Remote photoplethysmography (rPPG) is a technique that extracts physiological signals, such as heart rate, from facial videos using standard Red-Green-Blue cameras. While rPPG offers valuable health insights, it also exposes individuals to potential misuse, as sensitive information can be inferred without consent.

Methods

This paper introduces a reversible video modification framework for removing, encrypting, transmitting, and restoring rPPG signals in facial videos, using frame-wise sinusoidal modulation applied to specific rPPG-rich facial regions, with a focus on maintaining perceptual quality and concealing the true heart rate. Our approach is contrasted with prior methods using seven rPPG techniques on the LGI-PPGI dataset, encompassing various activities.

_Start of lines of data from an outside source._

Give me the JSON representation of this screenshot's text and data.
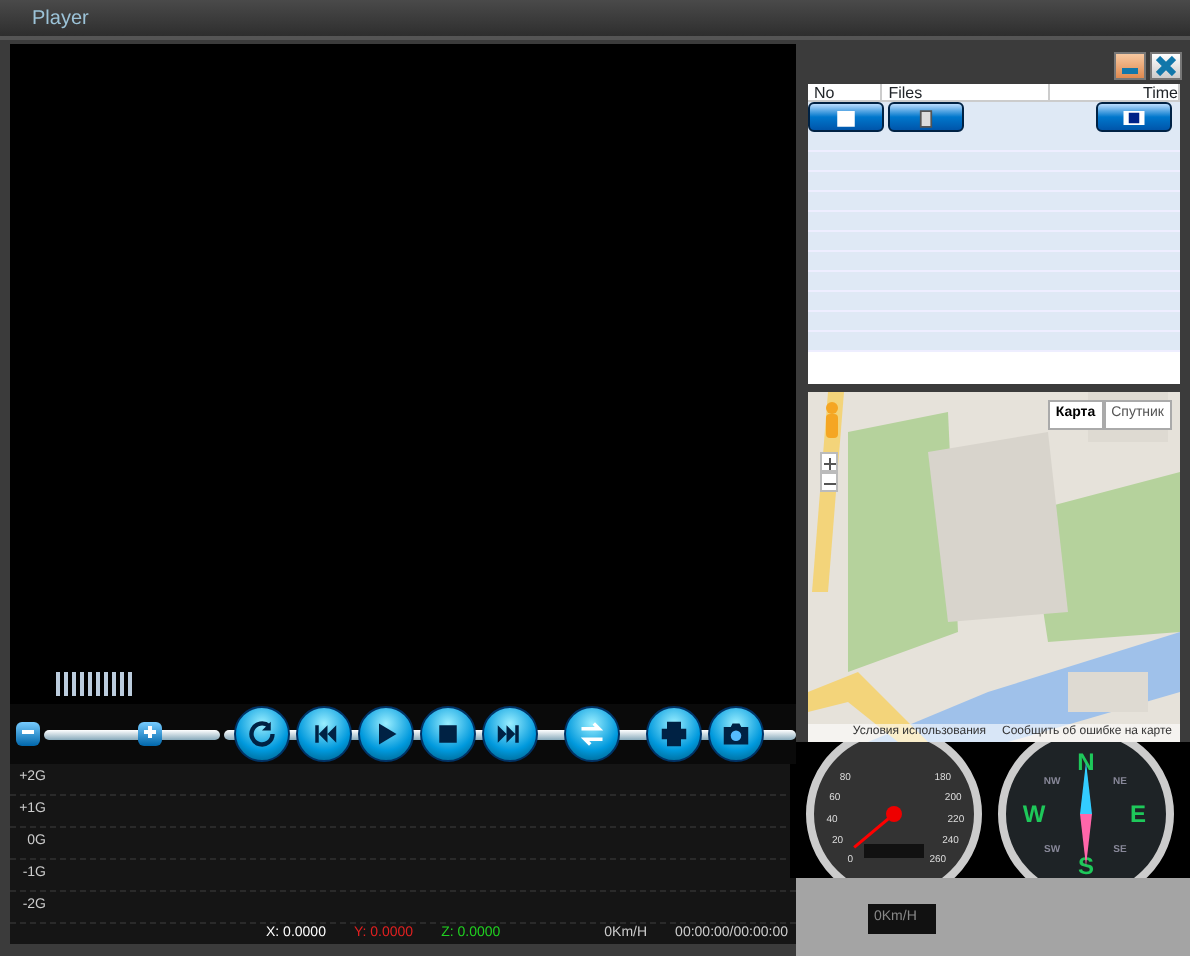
{
  "window": {
    "title": "Player"
  },
  "file_table": {
    "columns": [
      "No",
      "Files",
      "Time"
    ],
    "buttons": [
      {
        "kind": "folder"
      },
      {
        "kind": "delete"
      },
      {
        "kind": "film"
      }
    ]
  },
  "volume_slider": {
    "level": 0.6
  },
  "controls": [
    {
      "kind": "repeat"
    },
    {
      "kind": "previous"
    },
    {
      "kind": "play"
    },
    {
      "kind": "stop"
    },
    {
      "kind": "next"
    },
    {
      "kind": "swap"
    },
    {
      "kind": "print"
    },
    {
      "kind": "camera"
    }
  ],
  "accel_axis": [
    "+2G",
    "+1G",
    "0G",
    "-1G",
    "-2G"
  ],
  "readings": [
    {
      "label": "X: 0.0000",
      "color": "#ffffff"
    },
    {
      "label": "Y: 0.0000",
      "color": "#e02020"
    },
    {
      "label": "Z: 0.0000",
      "color": "#20d020"
    }
  ],
  "speed_text": "0Km/H",
  "time_text": "00:00:00/00:00:00",
  "map": {
    "types": [
      {
        "label": "Карта",
        "selected": true
      },
      {
        "label": "Спутник",
        "selected": false
      }
    ],
    "footer": [
      "Условия использования",
      "Сообщить об ошибке на карте"
    ]
  },
  "speedometer": {
    "labels": [
      "0",
      "20",
      "40",
      "60",
      "80",
      "180",
      "200",
      "220",
      "240",
      "260"
    ]
  },
  "compass": {
    "labels": [
      "N",
      "NE",
      "E",
      "SE",
      "S",
      "SW",
      "W",
      "NW"
    ]
  },
  "speed_display": "0Km/H"
}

Evaluation metrics include PSNR, SSIM, correlation, dynamic time warping, and a composite score reflecting both signal suppression and visual fidelity.

Results

Here we show that our method achieves an overall score above 0.75 across all rPPG methods, approximately 50% higher than previous approaches. It also demonstrates high visual fidelity (PSNR ≈ 68, SSIM ≈ 0.97) and effectively conceals physiological information, inducing an average heart rate estimation error 22 bpm higher than prior methods.

Conclusions

This study presents the first end-to-end reversible framework for secure, privacy-preserving video transmission of facial recordings. The approach is lightweight, effective across diverse activities, and holds promise for real-time applications such as video conferencing and telehealth.